What’s found in the estate of what we have come to refer to as an ‘exile musician’? The obvious answer is of course, music. If we’re looking at the estate of a composer, we find manuscripts, sketches, first drafts, publisher’s proofs, corrected proofs and can – under certain circumstances follow the evolution of a work from jotted-down idea in the middle of the night to full published score. There’s a thrill discovering a familiar theme in a composers sketch book that is identified later in a violin concerto or opera. When I took on the role of music curator at Vienna’s Jewish Museum, finding such gems was a highlight of rummaging around estates in search of display objects for an Exhibition.
And in truth, an exhibition is a good deal different from a dissertation or an analysis of a specific work. To understand the life of any creative individual, one needs to go beyond the archival material. Neither an exhibition, nor a dissertation, nor monograph with extensive analysis, can tell the entire story. It’s up to the researcher to form a synthesis of the material available in order to present a picture of an artist, their time, and their output and how they interact. It was clear to me that laying out sheets of manuscript was going to remain arcane to most exhibition visitors. Few can read music with the skill needed to extrapolate how works develop in the creative mind of the composer. I was forced to look further to communicate a composer’s life and work and it was in this search that I found the real value of the music estate – especially when dealing with the music estate of a composer or performer thrown out of his or her homeland.

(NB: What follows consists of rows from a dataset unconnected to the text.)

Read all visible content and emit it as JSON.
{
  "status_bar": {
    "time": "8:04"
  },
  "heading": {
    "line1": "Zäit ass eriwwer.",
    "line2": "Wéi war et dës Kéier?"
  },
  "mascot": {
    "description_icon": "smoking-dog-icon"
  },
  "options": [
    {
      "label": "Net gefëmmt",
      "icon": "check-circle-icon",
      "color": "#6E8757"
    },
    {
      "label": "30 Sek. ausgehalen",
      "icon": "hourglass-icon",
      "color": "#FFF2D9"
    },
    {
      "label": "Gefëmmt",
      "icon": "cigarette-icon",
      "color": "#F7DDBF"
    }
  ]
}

I found myself confronted with the four stages of life that became common with all subjects:
LIFE BEFORE HITLER:
Nothing tells a story like an object, and an object can be anything from a letter to an ink pot. If a artist expresses themselves by writing music, letters or essays, there also are the very objects surrounding the artist as a person – objects we call ‘ephemera’, that remind us that the artist was also one of us: But most important of all, an estate in its entirety places the music, essays and correspondence into a historic context. When dealing with music and the Third Reich, it’s impossible to separate music out of context – and even works that seem a-political take on a significance once viewed through the objects that have accompanied, facilitated or documented the life of the musical émigré.
Before beginning this process, we have to establish one essential fact: a music estate is far more than what in German is referred to as ‘Flachware’ or ‘Flat Ware’ – this is not an American expression for cutlery, but a reference to paper, letters, documentation, manuscripts and photos: Things that reside in filing cabinets and drawers. Flat wares are what archives, collections and museums prefer, yet it’s important to realise that they never tell the whole story of a musician’s life.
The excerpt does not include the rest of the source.